Numerous publicly available datasets provide EMG or gait data separately; however, our dataset uniquely combines synchronized full-body kinematic and EMG data from various cyclic tasks (level walking, stairs, slope, sit-to-stand, stand-to-sit). The controlled laboratory environment utilized in our study ensures high consistency, reproducibility, and accuracy, distinguishing our dataset from typical everyday-life datasets acquired via wearable sensors.

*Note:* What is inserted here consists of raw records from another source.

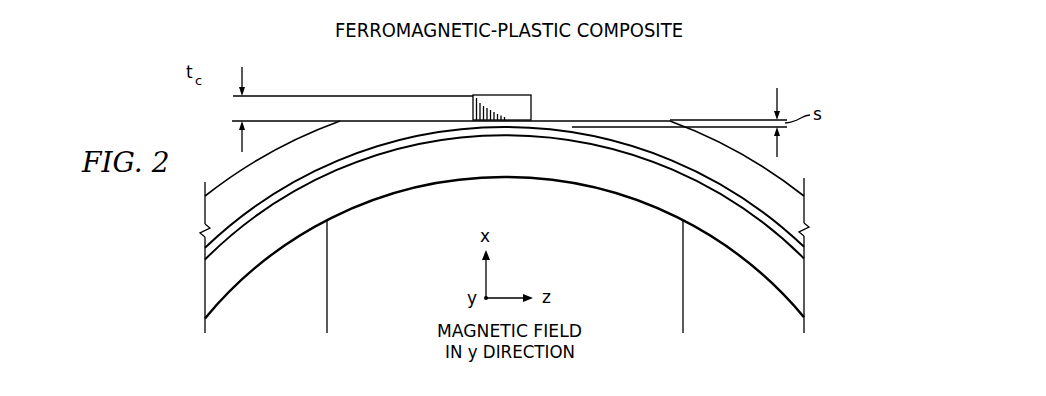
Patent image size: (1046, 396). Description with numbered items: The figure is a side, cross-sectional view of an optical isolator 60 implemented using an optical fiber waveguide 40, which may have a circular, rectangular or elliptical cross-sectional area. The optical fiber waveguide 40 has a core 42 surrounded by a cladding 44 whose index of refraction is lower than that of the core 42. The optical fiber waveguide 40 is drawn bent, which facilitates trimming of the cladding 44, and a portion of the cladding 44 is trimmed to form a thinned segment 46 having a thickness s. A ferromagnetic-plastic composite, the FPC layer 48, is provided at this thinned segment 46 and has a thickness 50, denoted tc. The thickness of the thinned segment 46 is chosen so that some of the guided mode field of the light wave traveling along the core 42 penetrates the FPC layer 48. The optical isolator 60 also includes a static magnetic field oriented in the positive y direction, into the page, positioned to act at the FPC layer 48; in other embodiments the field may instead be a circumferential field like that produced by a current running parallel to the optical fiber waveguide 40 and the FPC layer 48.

The optical fiber waveguide 40 is at (542, 227).
The core 42 is at (800, 250).
The cladding 44 is at (745, 288).
The thinned segment 46 is at (480, 127).
The FPC layer 48 is at (503, 95).
The thickness 50 is at (237, 110).
The optical isolator 60 is at (732, 78).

This dataset has been created to serve as a comprehensive locomotion reference across a broad age range of healthy individuals, with the goal of supporting various research applications in biomechanics and movement science. We analyzed and organized full-body motion capture data and lower limb muscle sEMG collected from 120 healthy male participants performing predefined daily movements (level walking, stair walking, slope walking, and sit-to-stand/stand-to-sit movements). All participants were free from musculoskeletal or neurological disorders. The analysis addressed kinematic and kinetic data, and muscle activity levels during movement performance. This study details participant group characteristics, data collection procedures, equipment specifications, experimental protocols, and data processing and validation methods. The final validated dataset includes 6,882 movement (or gait) cycles from seven different tasks, including level walking (1,060 gait cycles), stair ascent (1,187 gait cycles), stair descent (1,186 gait cycles), slope ascent (1,172 gait cycles), slope descent (1,150 gait cycles), sit-to-stand (558 movement cycles), and stand-to-sit (569 movement cycles). For each cycle, comprehensive full-body joint kinematics and muscle activity patterns are provided. The dataset is expected to facilitate investigations into variations in movement patterns and muscle activation during common daily activities among adult male populations.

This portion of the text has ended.